S’ennuyer comme une vieille croûte

Le 22 Mars 1918

Mont tout petiot chéri,

J’ai reçu hier soir ta mignonne lettre du 19. Pauvre petit chéri, qui s’ennuie aussi. Alors nous pouvons nous donner la main.

Aujourd’hui, moi j’ai moins le cafard, voici pourquoi. Suzanne m’a communiqué hier une bonne nouvelle. Elle m’a dit que tu avais écrit chez toi, pour que l’on t’envoie un certificat d’hébergement le plus tôt possible, que tu attendais ta permission d’un moment à l’autre. Est-ce vrai, petit Loul ? Alors pourquoi dis-tu que tu t’ennuies comme une vieille croûte, si tu penses venir bientôt ???

Moi, cette nouvelle m’a enlevé la vilaine bête noire et aujourd’hui, je suis plus gaie qu’hier. Je suis redevenue la sage Mino. Pourtant, tu sais petit Loul, ça ne marche pas du tout ici. Mon père n’est pas rentré à 8h et n’a pas voulu dîner. Ça fait que je n’étais pas contente, cela faisait deux fois que je mettais la table pour rien.

Enfin, cela s’est envolé, je n’y pense plus à présent puisque mon Loul va venir. Près de toi, j’oublie si vite mes ennuis. Je les trouve même petits, lorsque je suis blottie dans tes bras où je suis si bien !!!

Et puis je ne veux plus pleurer, je ne veux pas que mon Loul me trouve laide lorsqu’il viendra !

Comme une déveine, voilà que moi aussi j’ai attrapé un vilain rhume. Sans doute que j’étais jalouse du tien. Cela ne fait rien, je vais bien le soigner, afin que tu n’aies pas une sale gosse enrhumée.

Sur ce, je te quitte mon mignon chéri, pour remettre ma table. Espérons que cette fois-ci, je serai plus heureuse. Comme je les maudis, ces sales gothas, c’est de leur faute si mon père est de si mauvaise humeur.

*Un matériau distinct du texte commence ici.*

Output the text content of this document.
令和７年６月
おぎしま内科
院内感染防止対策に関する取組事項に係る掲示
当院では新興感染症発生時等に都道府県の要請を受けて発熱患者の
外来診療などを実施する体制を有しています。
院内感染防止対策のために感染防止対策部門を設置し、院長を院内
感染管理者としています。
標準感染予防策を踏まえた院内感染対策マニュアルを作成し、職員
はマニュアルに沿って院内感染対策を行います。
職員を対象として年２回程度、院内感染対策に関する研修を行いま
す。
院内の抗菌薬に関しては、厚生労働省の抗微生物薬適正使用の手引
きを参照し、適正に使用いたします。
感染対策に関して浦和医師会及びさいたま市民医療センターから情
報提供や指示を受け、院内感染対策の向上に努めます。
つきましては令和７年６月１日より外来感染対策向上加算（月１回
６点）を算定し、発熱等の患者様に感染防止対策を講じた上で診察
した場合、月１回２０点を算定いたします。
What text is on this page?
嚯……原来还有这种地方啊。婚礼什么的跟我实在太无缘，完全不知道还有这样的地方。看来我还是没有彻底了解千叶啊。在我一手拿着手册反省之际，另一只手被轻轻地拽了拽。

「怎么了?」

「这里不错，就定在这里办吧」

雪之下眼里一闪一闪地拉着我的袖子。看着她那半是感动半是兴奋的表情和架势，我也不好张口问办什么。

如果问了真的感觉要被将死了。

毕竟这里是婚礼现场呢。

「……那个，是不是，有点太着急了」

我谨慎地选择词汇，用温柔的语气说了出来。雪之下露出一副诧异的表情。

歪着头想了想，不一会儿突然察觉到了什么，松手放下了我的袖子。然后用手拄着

En espérant que ton rhume à toi est fini et avoir le bonheur de t’avoir près de moi bientôt, je termine ce mot en t’envoyant mon tout petit que j’adore les plus douces câlineries de ta sale gosse,

Mino

PS : Ci-joint, tu trouveras un petit paquet renfermant les cinq dés d’un autre éléphant. Attention en l’ouvrant, ils sont si gros !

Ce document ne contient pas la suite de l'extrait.